Monday, December 31, 2012

God appears and God is Light


Christmas 1
Dec. 30, 2012
Isaiah 61:10-62:3
Psalm 147
Galatians 3:23-25; 4:4-7
John 1:1-18

Years ago, when Tim was the rector of the Syracuse Urban Cluster, we worked closely with the minister of a Pentecostal Holiness congregation. We shared services, festivities and community events. We marched through the neighborhood, praying in front of crack houses and anointing with oil any who came up to “Father Hall” or “Minister Ellis,” as our friend was called, to be saved.

Not long before he started his congregation, Minister Ellis was a jazz musician, a studio and session musician, and the grandson of folksinger Libba Cotton. What drew him and his congregation to the Episcopal Church, we wondered? After not too many sermons we understood: it was the Gospel of John, with its deep poetry, its stark contrasts between darkness and light, between those who hear Jesus’ voice and follow him and those who stray. The Gospel of John is not easy to understand, but if you live a life of ups and downs, of tragedies and near-misses, the Gospel of John is easy to feel.

Soon after we moved back here a year ago, Tim ran into Larry Ellis, a joyful reunion with many promises of getting back together. Sadly, not long after that, Larry Ellis died, unexpectedly, putting to rest a glorious voice and a magnificent soul.

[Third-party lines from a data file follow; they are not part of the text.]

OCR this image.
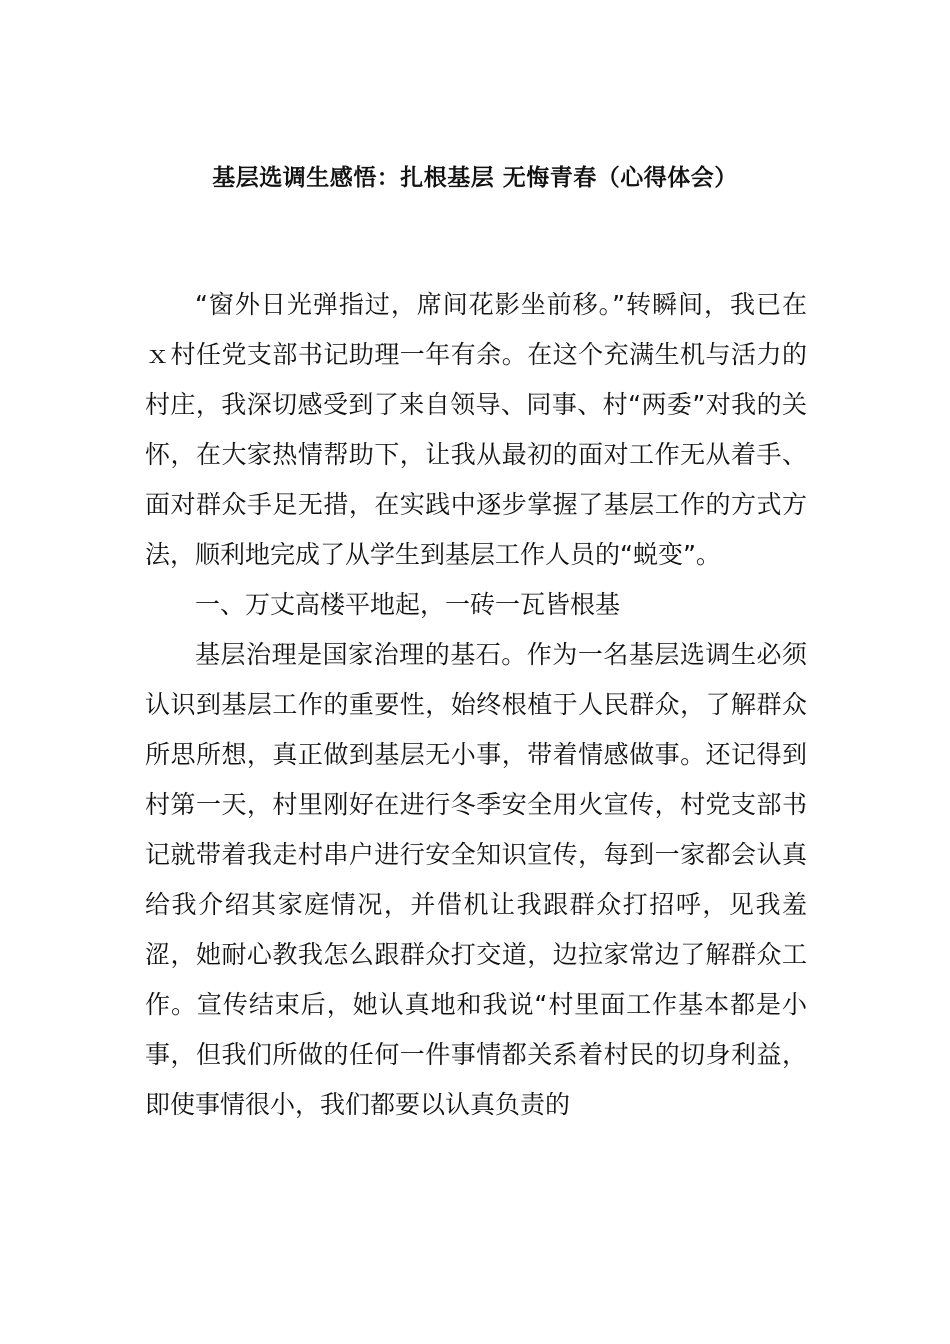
基层选调生感悟：扎根基层 无悔青春（心得体会）

“窗外日光弹指过，席间花影坐前移。”转瞬间，我已在ｘ村任党支部书记助理一年有余。在这个充满生机与活力的村庄，我深切感受到了来自领导、同事、村“两委”对我的关怀，在大家热情帮助下，让我从最初的面对工作无从着手、面对群众手足无措，在实践中逐步掌握了基层工作的方式方法，顺利地完成了从学生到基层工作人员的“蜕变”。

一、万丈高楼平地起，一砖一瓦皆根基

基层治理是国家治理的基石。作为一名基层选调生必须认识到基层工作的重要性，始终根植于人民群众，了解群众所思所想，真正做到基层无小事，带着情感做事。还记得到村第一天，村里刚好在进行冬季安全用火宣传，村党支部书记就带着我走村串户进行安全知识宣传，每到一家都会认真给我介绍其家庭情况，并借机让我跟群众打招呼，见我羞涩，她耐心教我怎么跟群众打交道，边拉家常边了解群众工作。宣传结束后，她认真地和我说“村里面工作基本都是小事，但我们所做的任何一件事情都关系着村民的切身利益，即使事情很小，我们都要以认真负责的
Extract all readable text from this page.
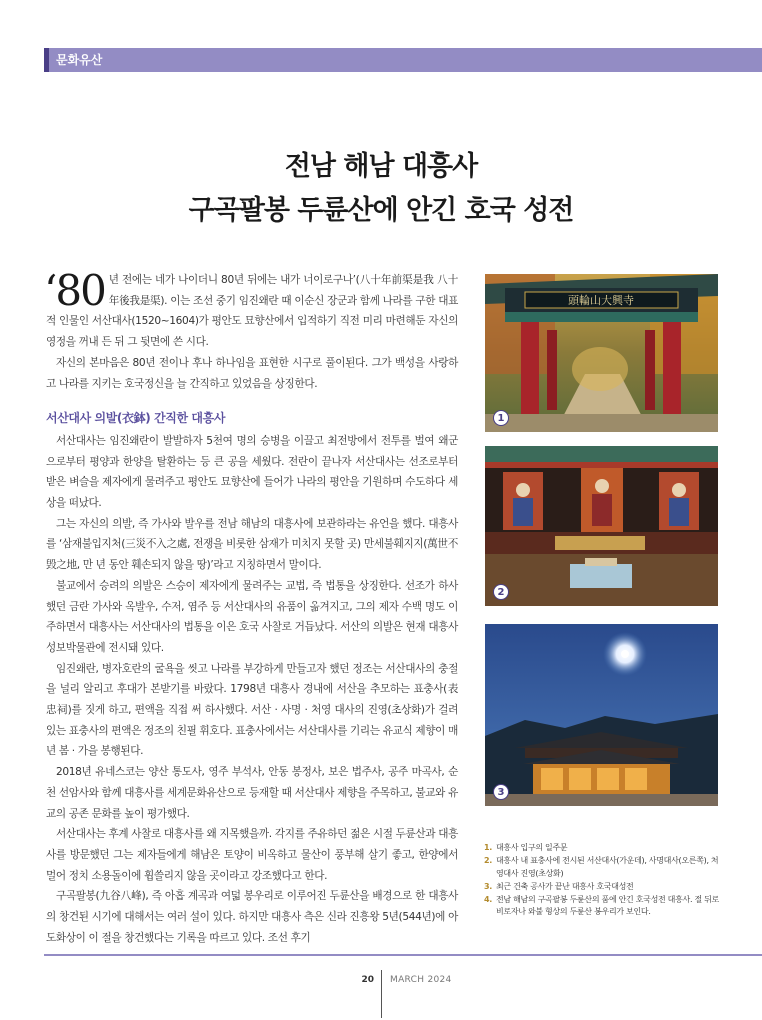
문화유산
전남 해남 대흥사
구곡팔봉 두륜산에 안긴 호국 성전

‘80 년 전에는 네가 나이더니 80년 뒤에는 내가 너이로구나’(八十年前渠是我 八十年後我是渠). 이는 조선 중기 임진왜란 때 이순신 장군과 함께 나라를 구한 대표적 인물인 서산대사(1520~1604)가 평안도 묘향산에서 입적하기 직전 미리 마련해둔 자신의 영정을 꺼내 든 뒤 그 뒷면에 쓴 시다.

자신의 본마음은 80년 전이나 후나 하나임을 표현한 시구로 풀이된다. 그가 백성을 사랑하고 나라를 지키는 호국정신을 늘 간직하고 있었음을 상징한다.

서산대사 의발(衣鉢) 간직한 대흥사

서산대사는 임진왜란이 발발하자 5천여 명의 승병을 이끌고 최전방에서 전투를 벌여 왜군으로부터 평양과 한양을 탈환하는 등 큰 공을 세웠다. 전란이 끝나자 서산대사는 선조로부터 받은 벼슬을 제자에게 물려주고 평안도 묘향산에 들어가 나라의 평안을 기원하며 수도하다 세상을 떠났다.

그는 자신의 의발, 즉 가사와 발우를 전남 해남의 대흥사에 보관하라는 유언을 했다. 대흥사를 ‘삼재불입지처(三災不入之處, 전쟁을 비롯한 삼재가 미치지 못할 곳) 만세불훼지지(萬世不毁之地, 만 년 동안 훼손되지 않을 땅)’라고 지칭하면서 말이다.

불교에서 승려의 의발은 스승이 제자에게 물려주는 교법, 즉 법통을 상징한다. 선조가 하사했던 금란 가사와 옥발우, 수저, 염주 등 서산대사의 유품이 옮겨지고, 그의 제자 수백 명도 이주하면서 대흥사는 서산대사의 법통을 이은 호국 사찰로 거듭났다. 서산의 의발은 현재 대흥사 성보박물관에 전시돼 있다.

임진왜란, 병자호란의 굴욕을 씻고 나라를 부강하게 만들고자 했던 정조는 서산대사의 충절을 널리 알리고 후대가 본받기를 바랐다. 1798년 대흥사 경내에 서산을 추모하는 표충사(表忠祠)를 짓게 하고, 편액을 직접 써 하사했다. 서산 · 사명 · 처영 대사의 진영(초상화)가 걸려 있는 표충사의 편액은 정조의 친필 휘호다. 표충사에서는 서산대사를 기리는 유교식 제향이 매년 봄 · 가을 봉행된다.

2018년 유네스코는 양산 통도사, 영주 부석사, 안동 봉정사, 보은 법주사, 공주 마곡사, 순천 선암사와 함께 대흥사를 세계문화유산으로 등재할 때 서산대사 제향을 주목하고, 불교와 유교의 공존 문화를 높이 평가했다.

서산대사는 후계 사찰로 대흥사를 왜 지목했을까. 각지를 주유하던 젊은 시절 두륜산과 대흥사를 방문했던 그는 제자들에게 해남은 토양이 비옥하고 물산이 풍부해 살기 좋고, 한양에서 멀어 정치 소용돌이에 휩쓸리지 않을 곳이라고 강조했다고 한다.

구곡팔봉(九谷八峰), 즉 아홉 계곡과 여덟 봉우리로 이루어진 두륜산을 배경으로 한 대흥사의 창건된 시기에 대해서는 여러 설이 있다. 하지만 대흥사 측은 신라 진흥왕 5년(544년)에 아도화상이 이 절을 창건했다는 기록을 따르고 있다. 조선 후기

頭輪山大興寺
1
2
3
1. 대흥사 입구의 일주문
2. 대흥사 내 표충사에 전시된 서산대사(가운데), 사명대사(오른쪽), 처영대사 진영(초상화)
3. 최근 건축 공사가 끝난 대흥사 호국대성전
4. 전남 해남의 구곡팔봉 두륜산의 품에 안긴 호국성전 대흥사. 절 뒤로 비로자나 와불 형상의 두륜산 봉우리가 보인다.
20 MARCH 2024
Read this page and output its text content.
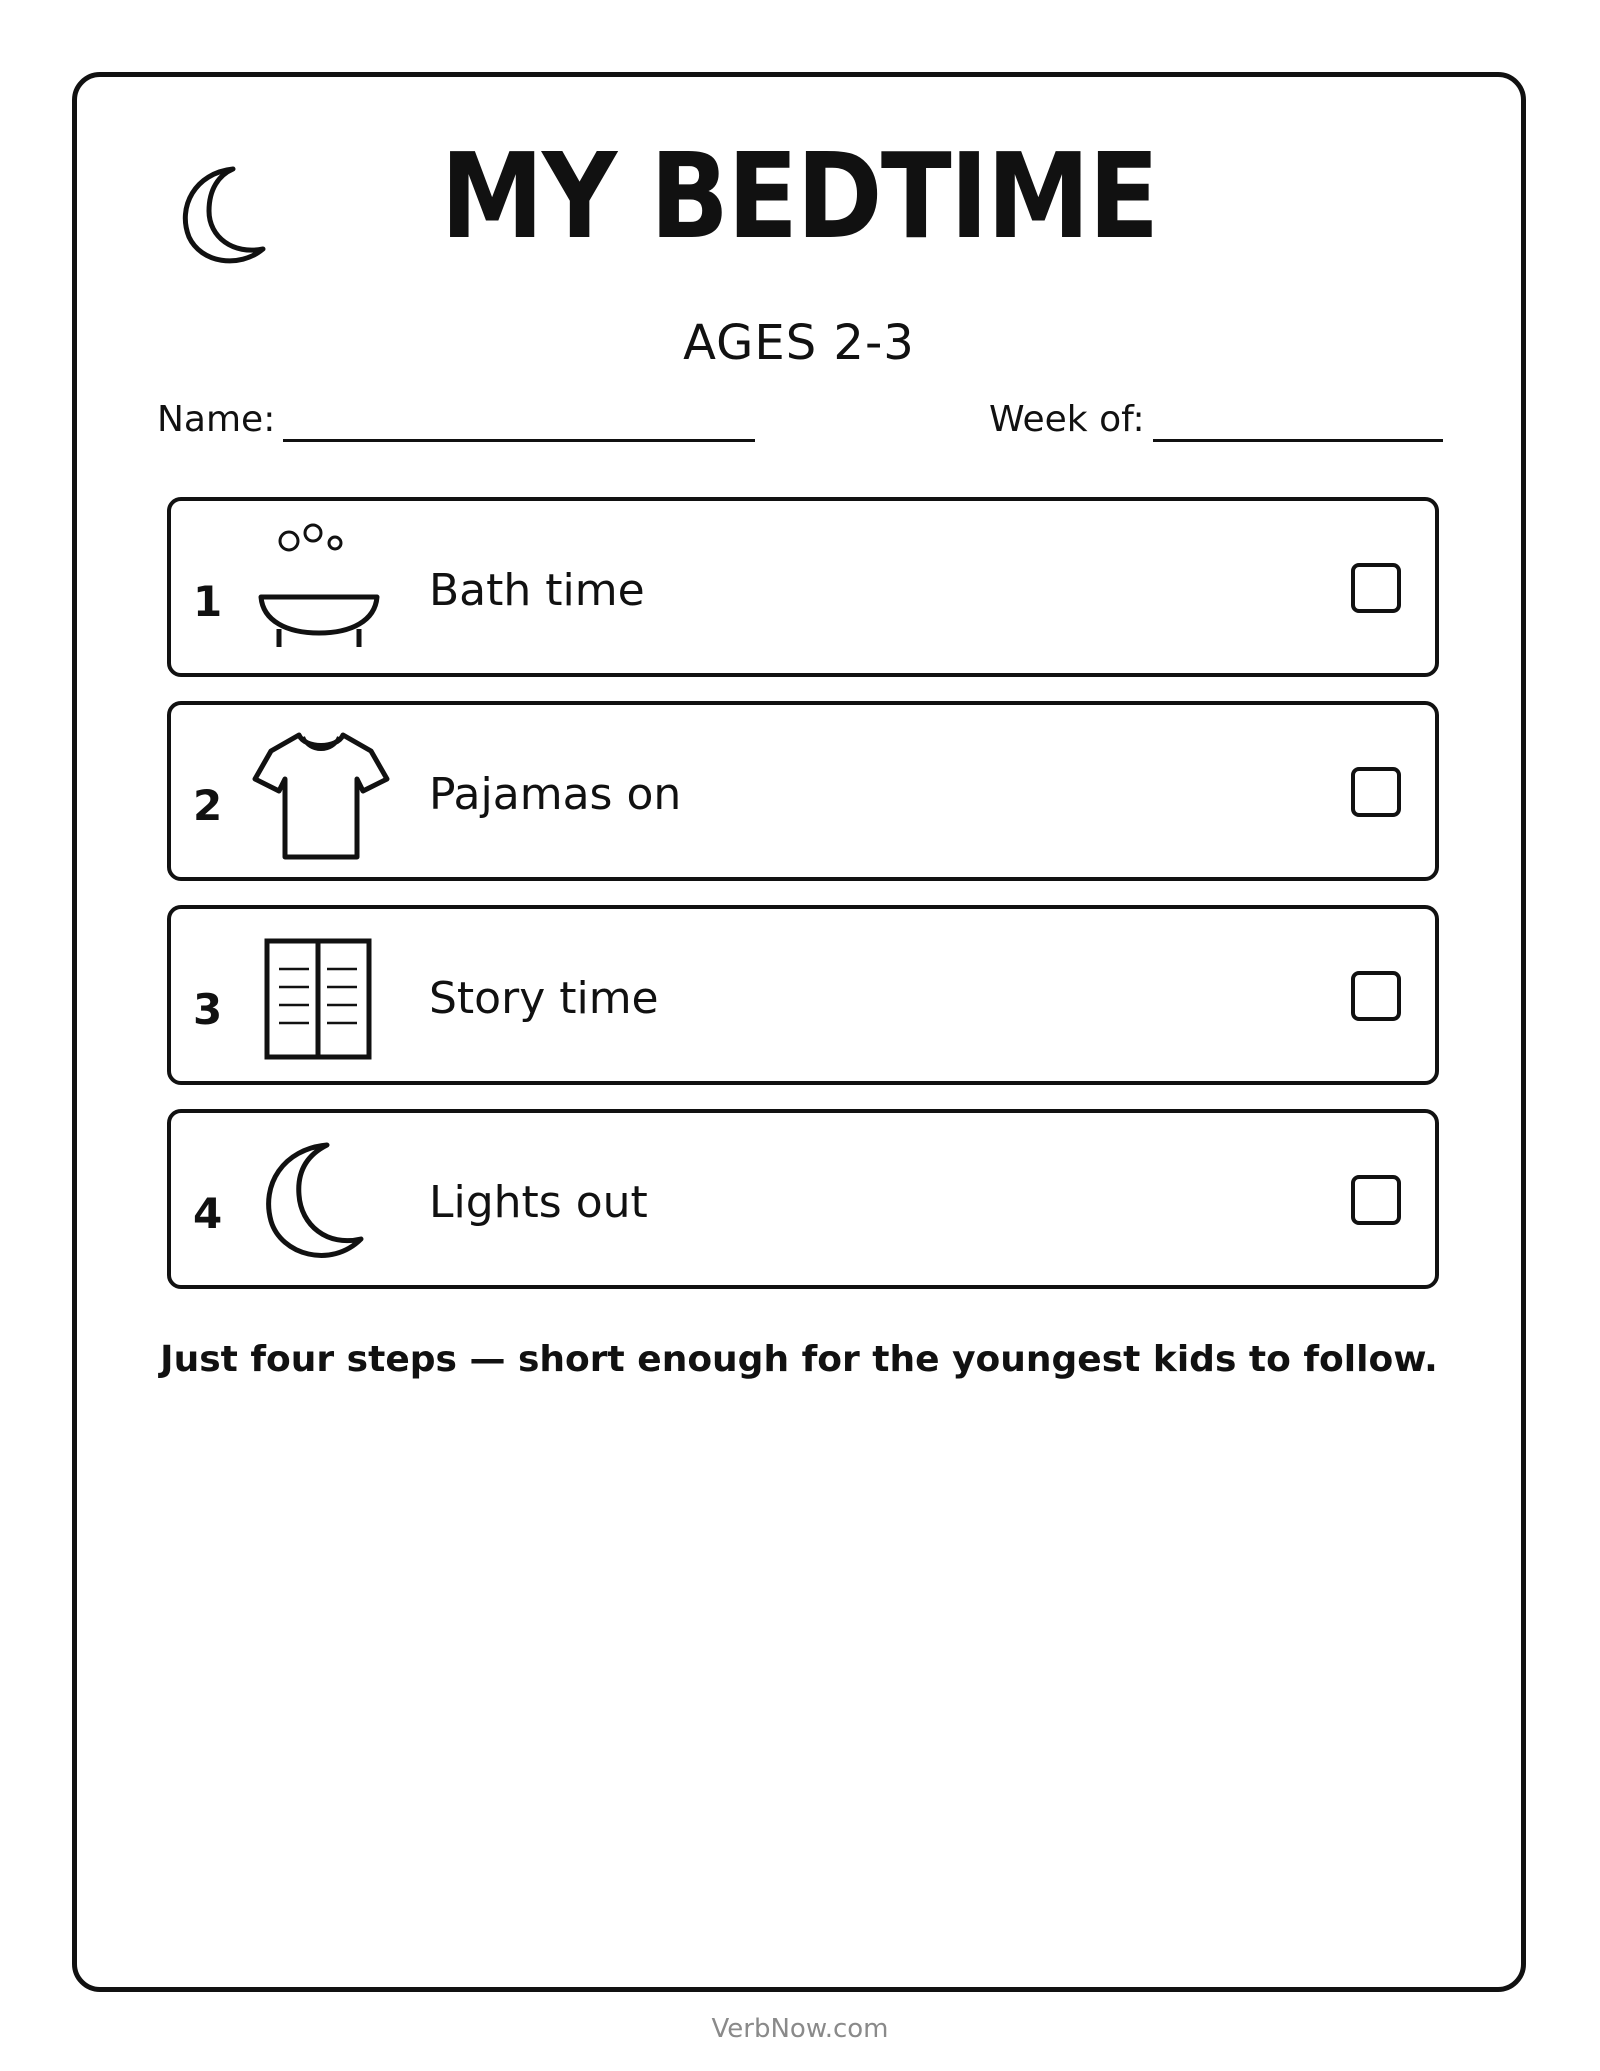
MY BEDTIME
AGES 2-3
Name:	Week of:
1	Bath time
2	Pajamas on
3	Story time
4	Lights out
Just four steps — short enough for the youngest kids to follow.
VerbNow.com
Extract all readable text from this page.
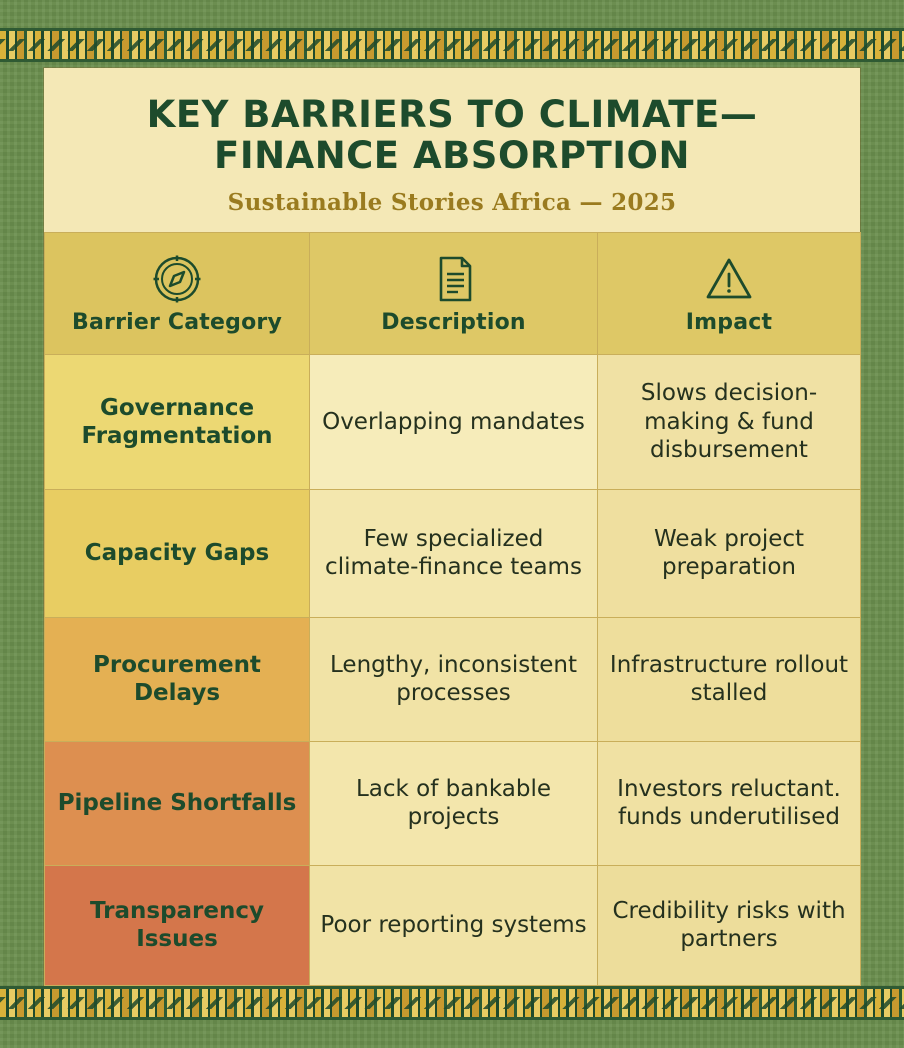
KEY BARRIERS TO CLIMATE—FINANCE ABSORPTION

Sustainable Stories Africa — 2025

Barrier Category	Description	Impact

Governance Fragmentation	Overlapping mandates	Slows decision-making & fund disbursement
Capacity Gaps	Few specialized climate-finance teams	Weak project preparation
Procurement Delays	Lengthy, inconsistent processes	Infrastructure rollout stalled
Pipeline Shortfalls	Lack of bankable projects	Investors reluctant. funds underutilised
Transparency Issues	Poor reporting systems	Credibility risks with partners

His music rose from the depths of his experience to the heights of glory, confident that no matter what came to pass, he belonged to Jesus, the rock of his salvation.

A theology based on the Gospel of John revels in contrasts: darkness-light; knowledge-ignorance; blindness-sight. Taken to an extreme, it defends an “us against the world” understanding of Christian community. It can feed notions like the “clash of civilizations,” leading to the demonization of “others” who just don’t get it, others who reject our world view.

It is all too easy to stay on the surface when we read the Gospel of John, and revel in its dualisms of good and evil, dark and light. But to do so can distort the Jesus about whom John is talking in this Gospel, a Jesus who brings a light to enlighten everyone – everyone – into the world.

In 1803, the English poet William Blake wrote a poem which ended,
God appears and God is light
To those poor souls who dwell in Night;
But does a Human Form display
To those who dwell in realms of Day
.
God comes in a form we understand. If we live in gloom or trouble, God first appears to us as light. But if we already have had a glimpse of that light, God comes to us as one of us, embodying our hopes for righteousness and justice, love and freedom, giving us something tangible to hold on to and model our lives upon.

The Gospel of John reminds us that God has been calling us into being since the beginning of time. The light still shines and there is no darkness – no depth of human evil, no ignorance or fear or violence or death – that can block it out. If you listen closely, you can hear the angels – and Larry Ellis – sing.